The setup going into the FOMC today is actually pretty straightforward. If the Fed maintains the dot plot of 1 cut this year, it effectively validates the thesis that the oil shock is temporary and growth concerns outweigh inflation. This is a massive green signal for markets and could push BTC higher toward the $80K mark. On the other hand, if policy shifts to zero cuts in 2026, the read is that inflation is no longer under control. In such a scenario, the unwind could be fast and the key level to watch would be $70K.
Historically, Bitcoin’s has also shown a consistent pattern following FOMC decisions. According to Phemex Research, Bitcoin has dropped after seven of the last eight interest rate decisions. Notably, the price reached a low within 48 hours after the event, making March 20 as a key window if the pattern holds.
What the Dot Plot Must Answer and What to Watch at 2PM

The interest rate decision in itself is not the focal point today as the CME FedWatch data indicates a 98.9% probability that rates are held. Markets have largely priced this in but what hasn’t been factored in yet is the dot plot and economic projections. Right now this stands at one rate cut this year and any shift we see here will likely have a detrimental impact on risk assets. That said if projections hold steady, the risk-on trade could see a continuation as this would imply that the oil shock might just be temporary.

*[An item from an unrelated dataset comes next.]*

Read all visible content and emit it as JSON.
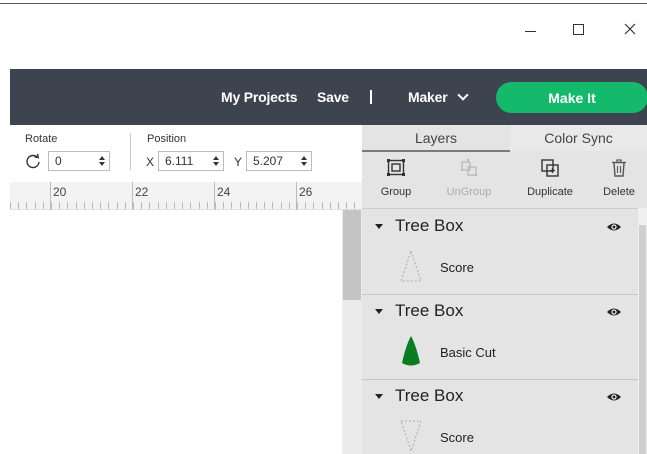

Apart from this, traders and analysts will be keeping close tabs on Powell’s conference after the data is out. If the dot plot stays unchanged but Powell leans hawkish in the 2:30 PM press conference, emphasizing “data dependence” while sidestepping the oil shock, markets could enter a period of chop rather than trend. Bitcoin would likely consolidate in the $73K–$76K range as participants wait for clearer inflation data in April. Ultimately, Powell’s language matters more than the statement itself. Whether he labels the oil shock as “transitory” or “structural” will define the macro regime for Q2.